HER hair is growing again, but she still feels the cold, especially around her ears. Canon Barbara Holbrook had her head shaved immediately after her installation as an Honorary Canon in Southwell Minster. "I realise this is a stupid thing to do," she said when she had committed herself, "but it's too late to back out now". Her motive was to show solidarity with members of her congregation at St Patrick's, Nuthall, who have been diagnosed with cancer in recent years, and have lost their hair during treatment. It was also to raise money for Maggie's Centre, which provides support for cancer patients and their families at the City Hospital, in Nottingham.

"We have had a number of our congregation affected by cancer over the past couple of years," she said, a couple of days before she faced the razor. "I took the funeral yesterday of one prominent member, who died aged 54. Our organist at Kimberley, also in her fifties, is undergoing treatment for breast cancer, and currently has no hair.

"We have had one other cancer death, and two or three who have received treatment. As an act of solidarity and support, I am planning to have my head shaved."

So the deed was done immediately after she and the Revd Steve Silvester were both made Honorary Canons at a service where three Lay Canons were also installed.

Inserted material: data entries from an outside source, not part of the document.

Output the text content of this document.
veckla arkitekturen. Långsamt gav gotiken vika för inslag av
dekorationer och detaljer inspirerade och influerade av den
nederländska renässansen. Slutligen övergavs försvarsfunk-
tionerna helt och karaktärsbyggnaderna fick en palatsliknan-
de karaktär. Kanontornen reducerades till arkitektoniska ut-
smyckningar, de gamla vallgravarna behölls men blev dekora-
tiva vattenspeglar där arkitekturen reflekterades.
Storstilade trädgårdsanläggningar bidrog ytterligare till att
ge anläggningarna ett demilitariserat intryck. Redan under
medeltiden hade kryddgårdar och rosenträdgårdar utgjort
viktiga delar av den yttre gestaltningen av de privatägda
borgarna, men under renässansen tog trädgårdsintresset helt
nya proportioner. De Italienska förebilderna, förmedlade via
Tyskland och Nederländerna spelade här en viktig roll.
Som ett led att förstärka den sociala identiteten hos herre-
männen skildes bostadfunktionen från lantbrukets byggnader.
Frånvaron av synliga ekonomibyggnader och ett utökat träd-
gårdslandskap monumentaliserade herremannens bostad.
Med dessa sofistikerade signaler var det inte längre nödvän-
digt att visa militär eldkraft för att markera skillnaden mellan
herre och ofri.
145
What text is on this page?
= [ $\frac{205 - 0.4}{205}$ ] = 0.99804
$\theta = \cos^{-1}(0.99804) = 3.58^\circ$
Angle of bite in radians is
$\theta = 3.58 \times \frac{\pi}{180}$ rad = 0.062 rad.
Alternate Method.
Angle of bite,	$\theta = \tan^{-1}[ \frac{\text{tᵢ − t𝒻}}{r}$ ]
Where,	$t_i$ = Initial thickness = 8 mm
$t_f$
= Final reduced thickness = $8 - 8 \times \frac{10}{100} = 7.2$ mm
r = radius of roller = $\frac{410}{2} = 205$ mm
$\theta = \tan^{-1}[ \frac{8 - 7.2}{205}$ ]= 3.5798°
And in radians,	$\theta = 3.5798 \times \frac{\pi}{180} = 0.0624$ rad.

Canon Holbrook tells me that she does not normally wear a hat, but she did have a black woolly hat, with a poppy, for the outdoor service on Remembrance Sunday, and she keeps a wig for funerals, so as not to distract mourners. But, at the eight primary schools in her parish where she has talked about having her head shaved, and why she did it, the children have been unfazed, and several remarked that "My dad's got no hair." The oddest thing, she finds, is how many people feel compelled to stroke her head and remark on how it feels.